After the opening of the $250 million George W. Bush Presidential Library and Museum in Dallas, Texas last month, Americans will have access to new exhibits extolling the Iraq War, an invasion opposed by the majority of U.N. members states and one that experts believe took the lives of at least 123,000 Iraqi civilians and 4,448 U.S. troops.
“I think it should probably be said every time somebody notes that there is a George W. Bush Presidential Library … that this is rather bluntly a museum designed to make you think that the Iraq War was a great idea,” MSNBC commentator Rachel Maddow said.
This is especially evident in an interactive game for children and adults that leads library visitors to make the same policy choices executed by Bush at the time of the Iraq invasion. The game includes “expert advice” from top advisers urging participants to take action against Saddam Hussein because of the weapons of mass destruction he allegedly possessed.
Players who choose not to invade Iraq are given lectures about why this is an incorrect choice, including a video from former President Bush speaking about the reasons for initiating the war — a war now considered a mistake by nearly 60 percent of Americans.
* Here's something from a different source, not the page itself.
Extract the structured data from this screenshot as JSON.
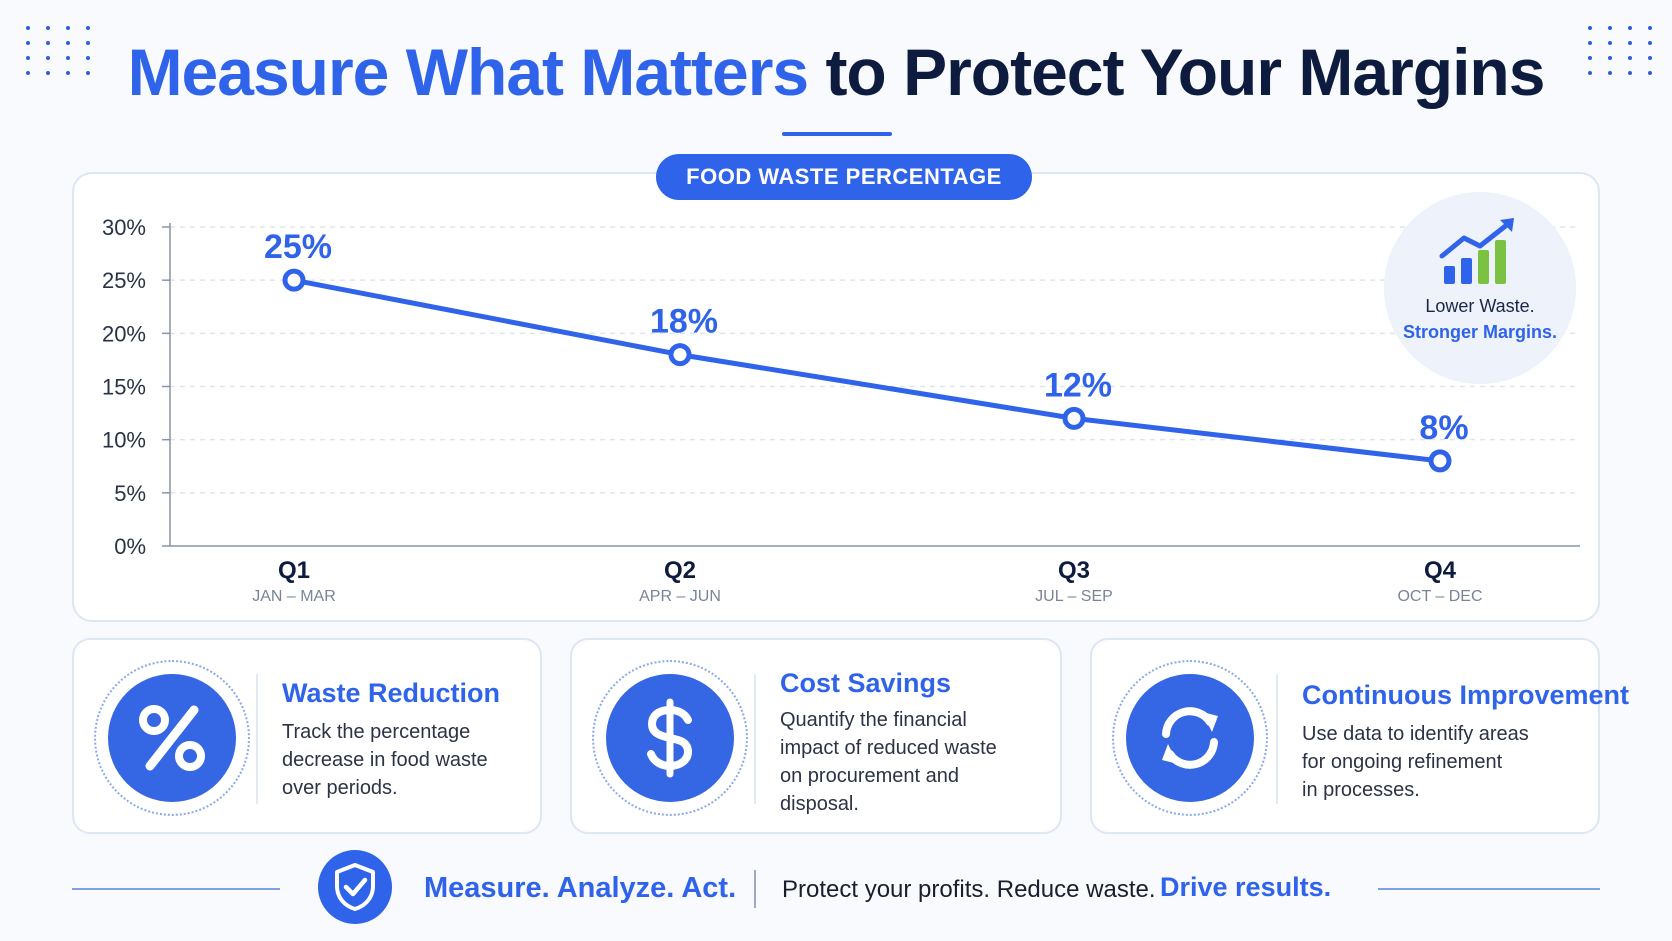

Highlighting this point was CodePink, a women-initiated grassroots peace and social justice movement that protested the library opening. Wearing paper-maché costumes resembling Bush and former Secretary of State Condoleezza Rice, protesters held signs reading, “Try Bush for War Crimes.”
CodePink and others contend that the library is an attempt to rewrite history and repair Bush’s tarnished reputation. “It looks like a theme park as much as it is a library,” said Lou Dubose, co-author of “Bushwhacked: Life in George W. Bush’s America.” “It’s kind of a parentheses around one of the greatest foreign policy blunders in our country’s history and they’re pretty shameless about it.”
The few who initially opposed the Iraq War invasion now represent the majority voice of Americans who see the war as a mistake. No weapons of mass destruction were found in Iraq.
“I’ve come to the conclusion that there is no threat to our national security. There is no convincing evidence that Iraq is capable of threatening the security of this country and therefore very little reason if any to pursue a war,” Congressman Ron Paul (R-Texas) said in 2002, one of the few voices in Congress to oppose the Iraq invasion.
The library and museum, which covers 207,000 square feet, tells a different story, praising unilateral military actions that led Bush’s popularity to nosedive near the end of his two-term presidency. Upon leaving office in early 2009, Bush held the lowest approval rating ever recorded for a US president, a mere 19 percent.
This didn’t stop former and current presidents from heaping praise upon Bush during the ceremony, touting his achievements during his terms in office that began in 2000. “To know the man is to like the man,” said President Obama of his predecessor. “He’s comfortable in his own skin, he knows who he is, he doesn’t put on any pretences … he is a good man.”
The museum includes exhibits highlighting the Sept. 11 terrorist attacks, the war in Afghanistan, Hurricane Katrina, the Florida vote recount and other events around which Bush’s presidency revolved.
“We remember the compassion that he showed by leading the global fight against HIV-Aids and malaria, helping to save millions of lives,” Obama said. Former Presidents Jimmy Carter and Bill Clinton also spoke words of praise for Bush, most notably for launching the global war on terror and a now decades-long struggle to rout Al-Qaeda and affiliated terrorist organizations in the wake of 9/11.
As Iraq begins to pick up the pieces after a 10-year U.S. occupation, the country remains in shambles, with widespread power outages and a lack of clean drinking water.
“Despite the billions committed to aiding and reconstructing Iraq, the country remains devastated by the war,” write researchers from the Brown University Costs of War project. “Many parts of the country still suffer from lack of access to clean drinking water and housing. Some large number of people have died as an indirect result of the war, specifically its effect on the systems that provide health care and clean drinking water.”